Maxtor also deployed various technologies to enhance the reliability and longevity of their drives. One such innovation was the use of Shock Protection technologies, which minimized the risk of data loss due to physical shocks or impacts. This was particularly important for portable storage devices, where movement and jostling are common.

The drives were also designed with data integrity in mind. Maxtor incorporated features like S.M.A.R.T (Self-Monitoring, Analysis, and Reporting Technology) to help predict drive failures by monitoring various parameters. This proactive approach greatly assisted users in taking precautions against data loss.

Capacity-wise, Maxtor ATA drives varied significantly over the years, from a few gigabytes in the early 1990s to several terabytes by the time the brand was phased out.
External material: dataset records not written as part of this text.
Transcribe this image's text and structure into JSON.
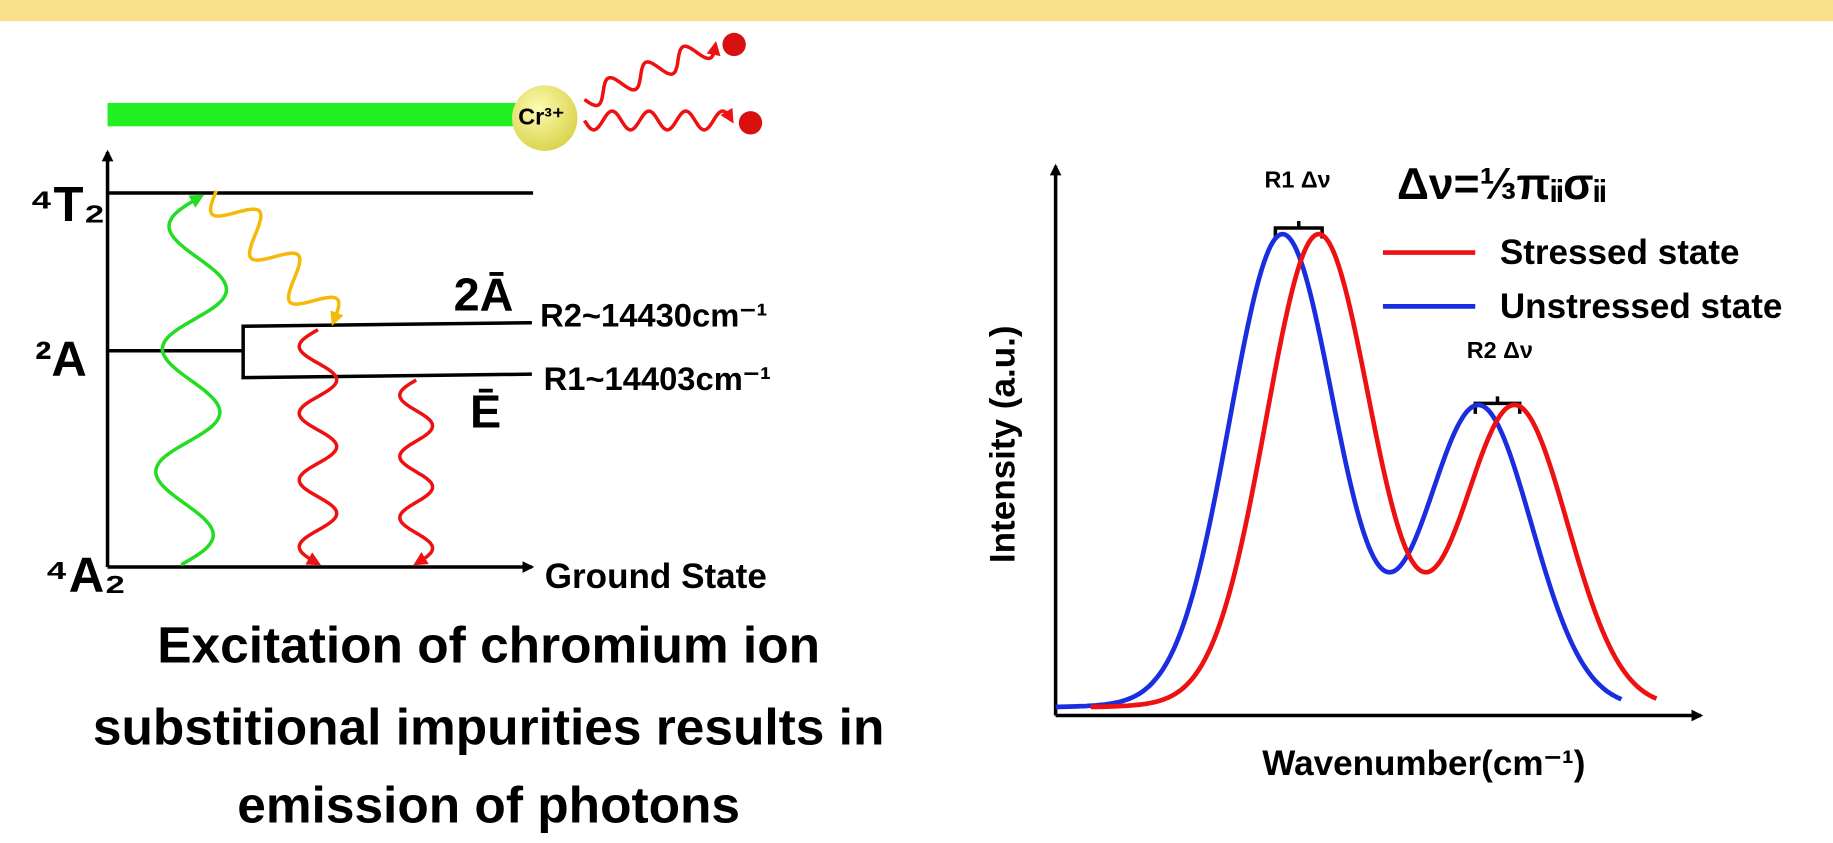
{
  "energy_diagram": {
    "ion": "Cr³⁺",
    "levels": [
      "⁴T₂",
      "²A",
      "⁴A₂"
    ],
    "split_levels": [
      "2Ā",
      "Ē"
    ],
    "lines": [
      "R2~14430cm⁻¹",
      "R1~14403cm⁻¹"
    ],
    "ground": "Ground State",
    "caption": [
      "Excitation of chromium ion",
      "substitional impurities results in",
      "emission of photons"
    ]
  },
  "spectrum": {
    "y_label": "Intensity (a.u.)",
    "x_label": "Wavenumber(cm⁻¹)",
    "formula": "Δν=⅓πᵢᵢσᵢᵢ",
    "peak_labels": [
      "R1 Δν",
      "R2 Δν"
    ],
    "legend": [
      {
        "name": "Stressed state",
        "color": "#ee1111"
      },
      {
        "name": "Unstressed state",
        "color": "#1a2ee0"
      }
    ]
  }
}
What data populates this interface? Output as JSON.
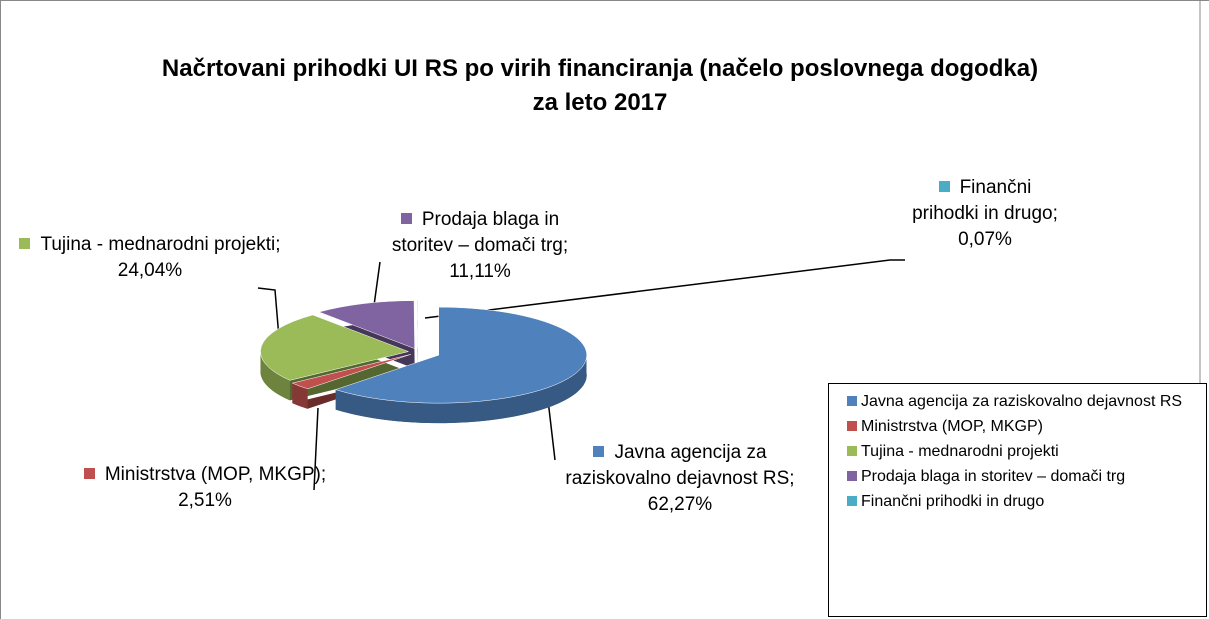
{
  "chart_data": {
    "type": "pie",
    "title": "Načrtovani prihodki UI RS po virih financiranja (načelo poslovnega dogodka) za leto 2017",
    "categories": [
      "Javna agencija za raziskovalno dejavnost RS",
      "Ministrstva (MOP, MKGP)",
      "Tujina - mednarodni projekti",
      "Prodaja blaga in storitev – domači trg",
      "Finančni prihodki in drugo"
    ],
    "values": [
      62.27,
      2.51,
      24.04,
      11.11,
      0.07
    ],
    "value_labels": [
      "62,27%",
      "2,51%",
      "24,04%",
      "11,11%",
      "0,07%"
    ],
    "colors": [
      "#4f81bd",
      "#c0504d",
      "#9bbb59",
      "#8064a2",
      "#4bacc6"
    ],
    "legend": "right"
  }
}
This scalability made Maxtor products suitable for both casual users and enterprises needing to store vast amounts of data.

In conclusion, the Maxtor ATA drives represented a significant step forward in storage technology, combining reliability, performance, and innovation. Their legacy continues to influence modern storage solutions, as many of the underlying principles and technologies have persisted into the current era of data storage. Though the brand is no longer in active development, its impact remains a noteworthy chapter in the history of computing.